# PowerBoook G4 12" disque dur à changer



## dondog (1 Novembre 2010)

Bonjour,
le dd est mort et bon à changer... sur un PowerBoook G4 12" alu.

Quelques questions :
Quelle marque pour le nouveau ? Où en trouver un ?
Quelle capacité, je veux dire y a-t-il une capacité maxi à ne pas dépasser ?
Quelles précautions prendre lors de la manip'  ?

Merci


----------



## christophe2312 (1 Novembre 2010)

Bonjour ,
Regarde sur macway
Maxi en ide 2,5 (500G au dessus je pense pas que cela existe  , prend un 7200TRS avec de la mémoire cache de 16 si c est possible)

retirer la batterie bien sur lors du montage 
éviter l électricité statique qui pourrai endommage le cm 
bien repérer les vis et emplacement lors du démontage et remontage


----------



## dondog (1 Novembre 2010)

Bonjour christophe2312, merci de ta réponse.
Chez macway, il n'est proposé que deux modèles pour powerbook : un samsung et un western digital, tous les deux en 5400t, 8 Mo interne. Seule la capacité change. 

Est-ce que les dd proposés pour macbook sont installables sur un powerbook ? Parce que là effectivement le choix est plus étendu.


J'ai trouvé, juste après mon message ici, la page sur ifixit et ça a l'air plutôt abordable en prenant son temps.
http://www.ifixit.com/Device/PowerBook_G4_Aluminum_12%22_1-1.5_GHz


----------



## christophe2312 (1 Novembre 2010)

les dd macbook sont en sata et le powerbook en ide donc impossible 
les deux dd macway iront  parfaitement
( je pensais qu il y avait des dd plus important et a 7200trs , une erreur de ma part , desolé)

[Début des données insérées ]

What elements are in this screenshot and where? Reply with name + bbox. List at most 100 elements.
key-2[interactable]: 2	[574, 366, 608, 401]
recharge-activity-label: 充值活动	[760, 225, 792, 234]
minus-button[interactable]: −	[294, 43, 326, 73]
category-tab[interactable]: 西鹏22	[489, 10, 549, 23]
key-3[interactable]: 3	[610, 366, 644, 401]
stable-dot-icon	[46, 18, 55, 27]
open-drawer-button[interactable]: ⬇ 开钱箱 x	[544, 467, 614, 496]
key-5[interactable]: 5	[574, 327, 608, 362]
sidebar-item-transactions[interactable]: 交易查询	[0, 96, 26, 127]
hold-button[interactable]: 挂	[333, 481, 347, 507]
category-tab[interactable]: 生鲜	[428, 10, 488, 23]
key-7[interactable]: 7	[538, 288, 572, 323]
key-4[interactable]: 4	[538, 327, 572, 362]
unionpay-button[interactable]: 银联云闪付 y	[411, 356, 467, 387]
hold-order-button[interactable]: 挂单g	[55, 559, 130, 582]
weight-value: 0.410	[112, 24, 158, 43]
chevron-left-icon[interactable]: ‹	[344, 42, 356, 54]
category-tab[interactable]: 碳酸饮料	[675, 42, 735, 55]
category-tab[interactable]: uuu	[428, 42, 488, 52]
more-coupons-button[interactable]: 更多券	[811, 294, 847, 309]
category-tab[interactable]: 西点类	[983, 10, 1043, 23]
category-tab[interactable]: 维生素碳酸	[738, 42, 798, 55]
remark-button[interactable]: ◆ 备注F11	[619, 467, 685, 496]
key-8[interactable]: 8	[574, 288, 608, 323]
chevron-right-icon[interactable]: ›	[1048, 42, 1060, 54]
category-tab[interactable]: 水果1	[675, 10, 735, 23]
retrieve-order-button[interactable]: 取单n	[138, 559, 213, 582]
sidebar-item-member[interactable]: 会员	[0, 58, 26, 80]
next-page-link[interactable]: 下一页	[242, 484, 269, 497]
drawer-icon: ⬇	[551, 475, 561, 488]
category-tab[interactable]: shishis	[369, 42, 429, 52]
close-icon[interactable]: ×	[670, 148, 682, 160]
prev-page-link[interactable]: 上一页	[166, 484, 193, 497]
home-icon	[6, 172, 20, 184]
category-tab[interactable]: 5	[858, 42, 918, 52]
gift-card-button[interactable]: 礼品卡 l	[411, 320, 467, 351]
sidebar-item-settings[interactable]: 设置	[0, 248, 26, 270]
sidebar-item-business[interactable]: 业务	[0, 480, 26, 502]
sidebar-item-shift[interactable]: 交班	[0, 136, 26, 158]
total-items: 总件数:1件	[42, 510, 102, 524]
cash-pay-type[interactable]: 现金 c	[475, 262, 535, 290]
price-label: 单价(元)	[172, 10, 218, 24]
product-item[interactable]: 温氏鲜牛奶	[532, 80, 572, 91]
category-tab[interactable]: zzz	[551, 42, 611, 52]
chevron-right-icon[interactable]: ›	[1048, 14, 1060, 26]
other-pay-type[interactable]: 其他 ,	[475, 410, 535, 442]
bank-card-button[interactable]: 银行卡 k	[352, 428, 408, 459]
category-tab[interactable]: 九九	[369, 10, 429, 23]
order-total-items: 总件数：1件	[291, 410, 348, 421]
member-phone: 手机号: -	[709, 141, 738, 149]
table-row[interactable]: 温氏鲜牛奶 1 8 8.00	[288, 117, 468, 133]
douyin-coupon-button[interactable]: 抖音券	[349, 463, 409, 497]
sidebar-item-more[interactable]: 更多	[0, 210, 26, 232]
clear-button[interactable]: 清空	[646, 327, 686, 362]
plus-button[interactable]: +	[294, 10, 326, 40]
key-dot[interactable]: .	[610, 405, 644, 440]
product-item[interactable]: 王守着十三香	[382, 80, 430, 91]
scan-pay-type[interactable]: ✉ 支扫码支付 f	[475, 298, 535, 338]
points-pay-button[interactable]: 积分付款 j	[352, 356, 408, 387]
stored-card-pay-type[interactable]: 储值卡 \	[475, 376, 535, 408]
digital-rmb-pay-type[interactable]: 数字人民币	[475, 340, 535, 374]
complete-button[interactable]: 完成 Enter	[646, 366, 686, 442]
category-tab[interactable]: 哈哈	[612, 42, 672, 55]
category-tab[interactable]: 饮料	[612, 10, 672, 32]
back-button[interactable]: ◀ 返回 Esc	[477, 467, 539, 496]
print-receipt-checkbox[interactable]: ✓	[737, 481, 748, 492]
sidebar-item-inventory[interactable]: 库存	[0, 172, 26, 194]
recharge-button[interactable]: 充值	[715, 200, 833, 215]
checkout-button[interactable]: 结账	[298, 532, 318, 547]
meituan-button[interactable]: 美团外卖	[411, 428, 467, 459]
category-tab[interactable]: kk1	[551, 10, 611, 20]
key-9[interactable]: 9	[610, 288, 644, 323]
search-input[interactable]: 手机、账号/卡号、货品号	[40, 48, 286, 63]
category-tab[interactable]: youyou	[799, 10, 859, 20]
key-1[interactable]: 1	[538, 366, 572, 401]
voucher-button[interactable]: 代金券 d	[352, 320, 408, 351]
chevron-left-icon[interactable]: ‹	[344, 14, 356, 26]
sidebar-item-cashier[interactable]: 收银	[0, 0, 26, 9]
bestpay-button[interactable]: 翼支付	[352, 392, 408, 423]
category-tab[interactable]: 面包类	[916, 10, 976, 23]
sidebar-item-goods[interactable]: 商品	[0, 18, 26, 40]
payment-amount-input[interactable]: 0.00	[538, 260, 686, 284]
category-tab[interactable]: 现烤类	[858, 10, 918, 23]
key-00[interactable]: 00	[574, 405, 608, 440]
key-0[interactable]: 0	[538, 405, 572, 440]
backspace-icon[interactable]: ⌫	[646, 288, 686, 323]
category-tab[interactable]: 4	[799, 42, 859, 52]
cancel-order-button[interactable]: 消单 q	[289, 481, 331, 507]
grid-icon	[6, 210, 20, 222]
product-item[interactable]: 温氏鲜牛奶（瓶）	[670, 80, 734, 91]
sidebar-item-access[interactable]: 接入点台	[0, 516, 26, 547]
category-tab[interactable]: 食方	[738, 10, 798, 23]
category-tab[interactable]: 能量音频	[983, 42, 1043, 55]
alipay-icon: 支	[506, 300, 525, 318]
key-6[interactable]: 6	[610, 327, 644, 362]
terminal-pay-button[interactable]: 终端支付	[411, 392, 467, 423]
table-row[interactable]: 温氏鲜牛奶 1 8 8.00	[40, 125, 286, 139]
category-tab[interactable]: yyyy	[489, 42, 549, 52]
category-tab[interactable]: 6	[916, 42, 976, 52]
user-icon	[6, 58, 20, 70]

parfait ifixe pour le demontage


----------



## dondog (1 Novembre 2010)

Oui c'est bien ce que je me disais...

en tout cas merci pour tes réponses


----------



## Mac3160 (1 Novembre 2010)

dondog a dit:


> Bonjour,
> le dd est mort et bon à changer... sur un PowerBoook G4 12" alu.
> 
> Quelques questions :
> ...



bonsoir

J'ai changé plusieurs DD en suivant toujours cette chronologie. Petite suggestion un coup de TIPEX aide à bien répérer où remettre les vis.

DEMONTAGE


----------



## Invité (1 Novembre 2010)

Perso, je colle les vis sur du scotch au fur et à mesure du démontage, et je reprends le scotch dans l'autre sens pour le remontage.
Pour le blindage et chaque fois que les vis ne sont pas identiques, je mesure la taille des vis avec un pied à coulisse et je note sur le blindage la longueur de la vis que je viens de retirer.


----------



## Arlequin (1 Novembre 2010)

me semble que le maxi est 250Go (à vérifier)

le plus emmerdant, amha, c'est finalement le retrait des deux touches du clavier pour accéder aux vis.

à force, elles n'apprécient que très modérément


----------



## dondog (5 Novembre 2010)

Ok merci pour vos conseils.
j'ai pris le 160Go de chez samsung.

Je devrais le recevoir d'ici quelques jours. Reste à trouver les bons outils pour le démontage.


----------